Un Techo Para Mi Pais

This past week has been very busy. Thankfully the weather suddenly became gorgeous and it is near 75 and sunny almost every day in the long range forecast. It makes it really nice to find a park to read in or just explore the city. I am also hoping not to return to the US all pale and pasty, but we will see on that one. After this week, I only have three weeks of classes left in my semester, then I have almost a month to take a final exam, travel, and just enjoy life in Argentina. Time is flying by and I only have about a month and a half left here which is crazy to think about.

This weekend, our wonderful director, Raul, offered us all the chance to participate in a weekend activity called “Un Techo Para mi Pais.” The name of the organization literally translates to “A roof for my country” and it is a non-profit that sends groups into impoverished areas to build houses for families in need. It seems very similar to habitat for humanity, although the need here is much greater.

When Raul told us about the activity, I was very excited but anxious at the same time. He told us we would be split up and probably the only Americans in our group, which I was very excited about. I knew this weekend would be an awesome chance to practice Spanish. My construction vocabulary in Spanish is lacking however, so I was a little nervous about comprehension. Thankfully I had no problems at all and was actually surprised at how easy it was to communicate with everyone there no matter the theme we were talking about. This weekend definitely improved my confidence in talking with native speakers about anything.

The second thing I was anxious for was seeing what the neighborhood was like. Up until this point, I mainly stayed in the richer parts of Buenos Aires, which are very beautiful and safe. However, this weekend we were going into the heart of the poorest neighborhoods in all of Argentina. The poverty in these areas were unlike anything I had ever seen, and it was heartbreaking to see so many young, beautiful children walking around the streets knowing that they will not have the same opportunities that I have been blessed with. At the same time, the people there were in no way depressed or mopy. On the contrary, they were eager to talk to me about anything, and even gave me the nickname “Mr. America.” They were also ready to help build the house and incredibly hard working. Without them, the house wouldn’t have been nearly as easy to construct.  A strange thing that I saw in the area was that a lot of people had horses to get around. There were horses puling carts all over the place, and even kids were riding horses everywhere.

The first morning, we played an icebreaker that was rock paper scissors with rankings depending if you win or lose. Everyone starts as an amoeba, and if you win you become a crab. If you are a crab, you can only play other crabs and rock paper scissors and the winner becomes a bunny, the loser an amoeba. Next you become a gorilla, and then if you can win as a gorilla you win the game and can leave the area. No matter your rank, if you lose you become an amoeba again. Well, yours truly was the loser of a group of nearly 40, so as punishment they wrote “Ameoba” in big black letters across my forehead. Needless to say, if me being an American wasn’t a conversation starter, this certainly was.

The house itself was very simple to construct. First, we dug holes for 15 wooden support pillars in the ground.
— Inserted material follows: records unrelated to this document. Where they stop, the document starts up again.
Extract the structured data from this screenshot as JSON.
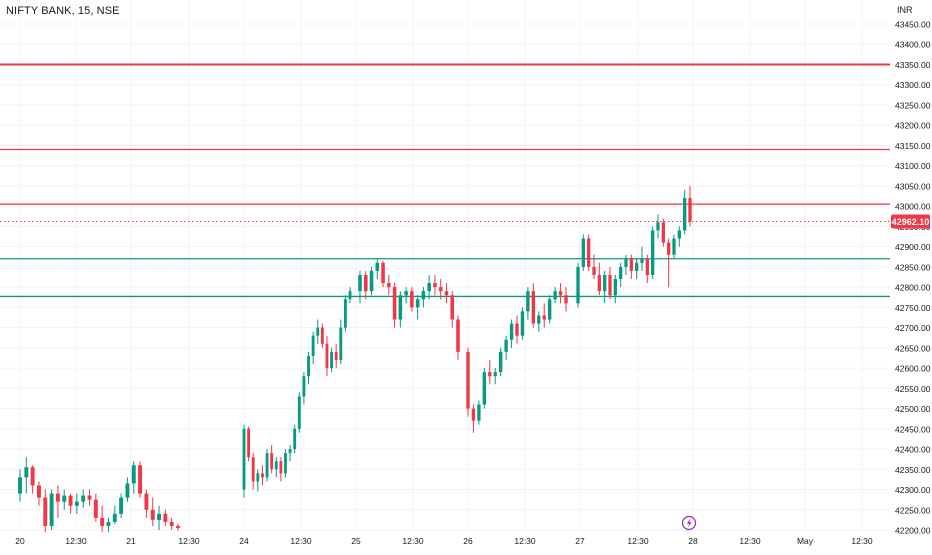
{
  "chart_title": "NIFTY BANK, 15, NSE",
  "currency": "INR",
  "price_ticks": [
    "43450.00",
    "43400.00",
    "43350.00",
    "43300.00",
    "43250.00",
    "43200.00",
    "43150.00",
    "43100.00",
    "43050.00",
    "43000.00",
    "42950.00",
    "42900.00",
    "42850.00",
    "42800.00",
    "42750.00",
    "42700.00",
    "42650.00",
    "42600.00",
    "42550.00",
    "42500.00",
    "42450.00",
    "42400.00",
    "42350.00",
    "42300.00",
    "42250.00",
    "42200.00"
  ],
  "time_ticks": [
    "20",
    "12:30",
    "21",
    "12:30",
    "24",
    "12:30",
    "25",
    "12:30",
    "26",
    "12:30",
    "27",
    "12:30",
    "28",
    "12:30",
    "May",
    "12:30"
  ],
  "last_price": "42962.10",
  "colors": {
    "up": "#089981",
    "down": "#f23645",
    "resistance": "#f23645",
    "support": "#089981",
    "last_price": "#f23645",
    "grid": "#f0f3fa",
    "axis_text": "#131722"
  },
  "icons": {
    "event": "lightning-icon"
  },
  "chart_data": {
    "type": "candlestick",
    "title": "NIFTY BANK, 15, NSE",
    "y_unit": "INR",
    "ylim": [
      42190,
      43480
    ],
    "grid": true,
    "last_price": 42962.1,
    "horizontal_levels": [
      {
        "price": 43350,
        "kind": "resistance"
      },
      {
        "price": 43140,
        "kind": "resistance"
      },
      {
        "price": 43005,
        "kind": "resistance"
      },
      {
        "price": 42870,
        "kind": "support"
      },
      {
        "price": 42777,
        "kind": "support"
      }
    ],
    "sessions": [
      {
        "label": "20",
        "candles": [
          [
            42290,
            42350,
            42270,
            42330
          ],
          [
            42330,
            42380,
            42290,
            42355
          ],
          [
            42355,
            42360,
            42290,
            42310
          ],
          [
            42310,
            42320,
            42260,
            42280
          ],
          [
            42280,
            42300,
            42195,
            42210
          ],
          [
            42210,
            42300,
            42200,
            42290
          ],
          [
            42290,
            42310,
            42230,
            42270
          ],
          [
            42270,
            42300,
            42250,
            42285
          ],
          [
            42285,
            42290,
            42240,
            42260
          ],
          [
            42260,
            42290,
            42240,
            42270
          ],
          [
            42270,
            42300,
            42255,
            42285
          ],
          [
            42285,
            42300,
            42260,
            42275
          ],
          [
            42275,
            42290,
            42220,
            42230
          ],
          [
            42230,
            42260,
            42195,
            42210
          ],
          [
            42210,
            42230,
            42195,
            42220
          ],
          [
            42220,
            42260,
            42215,
            42240
          ],
          [
            42240,
            42290,
            42230,
            42280
          ],
          [
            42280,
            42330,
            42270,
            42315
          ],
          [
            42315,
            42370,
            42290,
            42360
          ],
          [
            42360,
            42370,
            42280,
            42290
          ],
          [
            42290,
            42300,
            42230,
            42250
          ],
          [
            42250,
            42280,
            42210,
            42225
          ],
          [
            42225,
            42260,
            42200,
            42240
          ],
          [
            42240,
            42250,
            42210,
            42220
          ],
          [
            42220,
            42230,
            42200,
            42210
          ],
          [
            42210,
            42215,
            42198,
            42205
          ]
        ]
      },
      {
        "label": "24",
        "candles": [
          [
            42300,
            42460,
            42280,
            42450
          ],
          [
            42450,
            42455,
            42370,
            42380
          ],
          [
            42380,
            42390,
            42300,
            42320
          ],
          [
            42320,
            42350,
            42295,
            42340
          ],
          [
            42340,
            42360,
            42310,
            42330
          ],
          [
            42330,
            42400,
            42320,
            42390
          ],
          [
            42390,
            42410,
            42340,
            42350
          ],
          [
            42350,
            42380,
            42330,
            42370
          ],
          [
            42370,
            42380,
            42320,
            42340
          ],
          [
            42340,
            42400,
            42330,
            42390
          ],
          [
            42390,
            42410,
            42370,
            42400
          ],
          [
            42400,
            42460,
            42390,
            42450
          ],
          [
            42450,
            42540,
            42440,
            42530
          ],
          [
            42530,
            42590,
            42510,
            42580
          ],
          [
            42580,
            42640,
            42560,
            42630
          ],
          [
            42630,
            42690,
            42610,
            42680
          ],
          [
            42680,
            42720,
            42660,
            42700
          ],
          [
            42700,
            42710,
            42650,
            42660
          ],
          [
            42660,
            42680,
            42580,
            42600
          ],
          [
            42600,
            42650,
            42590,
            42640
          ],
          [
            42640,
            42660,
            42600,
            42620
          ],
          [
            42620,
            42720,
            42610,
            42700
          ],
          [
            42700,
            42780,
            42690,
            42770
          ],
          [
            42770,
            42800,
            42760,
            42790
          ]
        ]
      },
      {
        "label": "25",
        "candles": [
          [
            42790,
            42840,
            42760,
            42830
          ],
          [
            42830,
            42840,
            42770,
            42790
          ],
          [
            42790,
            42850,
            42780,
            42840
          ],
          [
            42840,
            42870,
            42820,
            42860
          ],
          [
            42860,
            42865,
            42800,
            42810
          ],
          [
            42810,
            42830,
            42780,
            42800
          ],
          [
            42800,
            42810,
            42700,
            42720
          ],
          [
            42720,
            42790,
            42700,
            42780
          ],
          [
            42780,
            42800,
            42760,
            42790
          ],
          [
            42790,
            42800,
            42740,
            42750
          ],
          [
            42750,
            42780,
            42720,
            42770
          ],
          [
            42770,
            42800,
            42750,
            42790
          ],
          [
            42790,
            42830,
            42770,
            42810
          ],
          [
            42810,
            42830,
            42780,
            42800
          ],
          [
            42800,
            42820,
            42770,
            42790
          ],
          [
            42790,
            42810,
            42760,
            42780
          ],
          [
            42780,
            42790,
            42700,
            42720
          ],
          [
            42720,
            42730,
            42620,
            42640
          ]
        ]
      },
      {
        "label": "26",
        "candles": [
          [
            42640,
            42650,
            42480,
            42500
          ],
          [
            42500,
            42510,
            42440,
            42470
          ],
          [
            42470,
            42520,
            42460,
            42510
          ],
          [
            42510,
            42600,
            42500,
            42590
          ],
          [
            42590,
            42620,
            42560,
            42580
          ],
          [
            42580,
            42600,
            42560,
            42590
          ],
          [
            42590,
            42650,
            42580,
            42640
          ],
          [
            42640,
            42680,
            42620,
            42670
          ],
          [
            42670,
            42720,
            42650,
            42710
          ],
          [
            42710,
            42730,
            42660,
            42680
          ],
          [
            42680,
            42750,
            42670,
            42740
          ],
          [
            42740,
            42800,
            42720,
            42790
          ],
          [
            42790,
            42810,
            42700,
            42710
          ],
          [
            42710,
            42740,
            42690,
            42730
          ],
          [
            42730,
            42760,
            42700,
            42720
          ],
          [
            42720,
            42780,
            42710,
            42770
          ],
          [
            42770,
            42800,
            42760,
            42790
          ],
          [
            42790,
            42810,
            42760,
            42780
          ],
          [
            42780,
            42800,
            42740,
            42760
          ]
        ]
      },
      {
        "label": "27",
        "candles": [
          [
            42760,
            42860,
            42750,
            42850
          ],
          [
            42850,
            42930,
            42840,
            42920
          ],
          [
            42920,
            42930,
            42840,
            42850
          ],
          [
            42850,
            42880,
            42820,
            42830
          ],
          [
            42830,
            42860,
            42780,
            42790
          ],
          [
            42790,
            42840,
            42760,
            42830
          ],
          [
            42830,
            42850,
            42770,
            42780
          ],
          [
            42780,
            42830,
            42760,
            42820
          ],
          [
            42820,
            42860,
            42800,
            42850
          ],
          [
            42850,
            42880,
            42830,
            42870
          ],
          [
            42870,
            42880,
            42820,
            42840
          ],
          [
            42840,
            42870,
            42820,
            42860
          ],
          [
            42860,
            42900,
            42840,
            42870
          ],
          [
            42870,
            42880,
            42810,
            42830
          ],
          [
            42830,
            42950,
            42820,
            42940
          ],
          [
            42940,
            42980,
            42920,
            42960
          ],
          [
            42960,
            42970,
            42900,
            42910
          ],
          [
            42910,
            42920,
            42800,
            42880
          ],
          [
            42880,
            42930,
            42870,
            42920
          ],
          [
            42920,
            42950,
            42900,
            42940
          ],
          [
            42940,
            43040,
            42930,
            43020
          ],
          [
            43020,
            43050,
            42950,
            42962.1
          ]
        ]
      }
    ]
  }
}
After digging 7 holes and placing the pillars we hit a minor snag; someone in the group hit a sewer line with their shovel and broke it. Thankfully the flow was very slow and the smell was fairly contained, but the idea of what was in that hole was disgusting. We lost most of the first afternoon waiting for someone to help us fix the problem before we could continue digging.

After the problem was fixed, we were back in business. We soon placed the prefabricated floor over the pillars and next we had to put up the walls. From there, we nailed everything together and then began assembling the support beams for the roof. After that, we nailed the metal roofing in, placed the windows and door, and finally painted the house.

When we were done, the family we had built it for was incredibly grateful. They were an older couple, and the wife was deaf, but she still communicated her gratitude without any problems. The family had cooked for us, helped us build, and talked with us for three days, and I have to admit it was a little sad to leave the neighborhood Monday evening.

The whole experience felt a little bit like summer camp. We slept in sleeping bags in a big gymnasium, we stayed up late playing random games, and even had a bonfire Sunday night minus the s’mores. The experience itself was truly incredible, and I feel like I got to know a completely different side of Argentina. I would highly recommend doing something like this to anyone staying in Latin America for an extended period of time.

For me, the hard working weekend is over and I get to relax this next one in the tropical rainforest near Iguazu Falls in the extreme North of Argentina. Be expecting a ridiculous amount of pictures.